Five years, said in May 2026, points to a Hamilton career window stretching to roughly 2031. That happens to coincide with the next significant engine-formula reset – the proposed return to V8 power that Liam Lawson and others have been openly endorsing this week. The implication is that Hamilton is not interested in checking out before the sport itself enters its next era.
The Ferrari driver also leaned heavily into the team-side of his current role.
"I'm always trying to learn how I can be a better colleague, a better team mate to the people around me, how I can extract more from myself but also from the groups I get to work with," Hamilton said.
"Teamwork really does make the dream work – it's a real thing. I feel like I'm in a good place with my team."
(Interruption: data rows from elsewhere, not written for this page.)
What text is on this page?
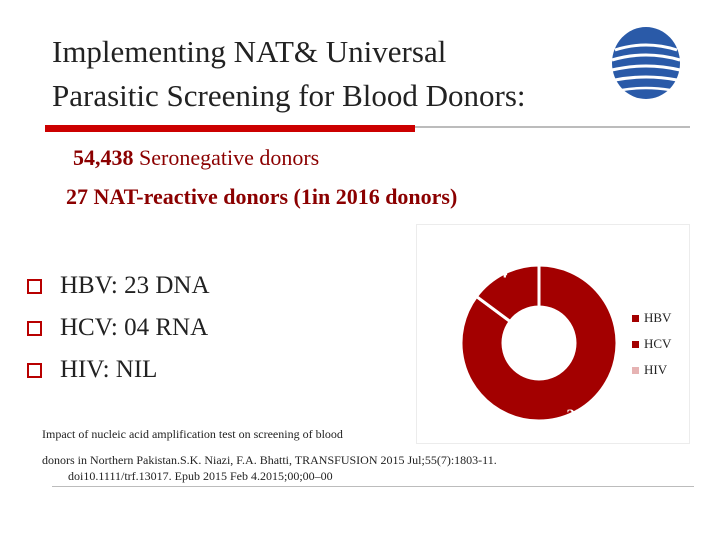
Implementing NAT& Universal
Parasitic Screening for Blood Donors:
54,438 Seronegative donors
27 NAT-reactive donors (1in 2016 donors)
HBV: 23 DNA
HCV: 04 RNA
HIV: NIL
23
4
HBV
HCV
HIV
Impact of nucleic acid amplification test on screening of blood
donors in Northern Pakistan.S.K. Niazi, F.A. Bhatti, TRANSFUSION 2015 Jul;55(7):1803-11.
doi10.1111/trf.13017. Epub 2015 Feb 4.2015;00;00–00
For Ferrari, this is an important data point. Internal stability around Hamilton was a question mark coming into the season, particularly given the early-season turbo-lag and front-wing concerns the team has been working through. A driver who is publicly framing his future on a five-year horizon, and explicitly endorsing the collective culture, gives the leadership group a stable anchor.
It also gives Ferrari something Mercedes never quite extracted from Hamilton in the back half of his time at Brackley: visible buy-in to the project beyond his own results. Whether the Canadian Grand Prix will reward that endorsement on the track is another question. Hamilton has won at the Circuit Gilles Villeneuve seven times across his career and the venue tends to bring out the best of him. A strong weekend would be the kind of full-circle answer the five-year plan is built on.
The paddock has been told. The retirement story has been dismissed.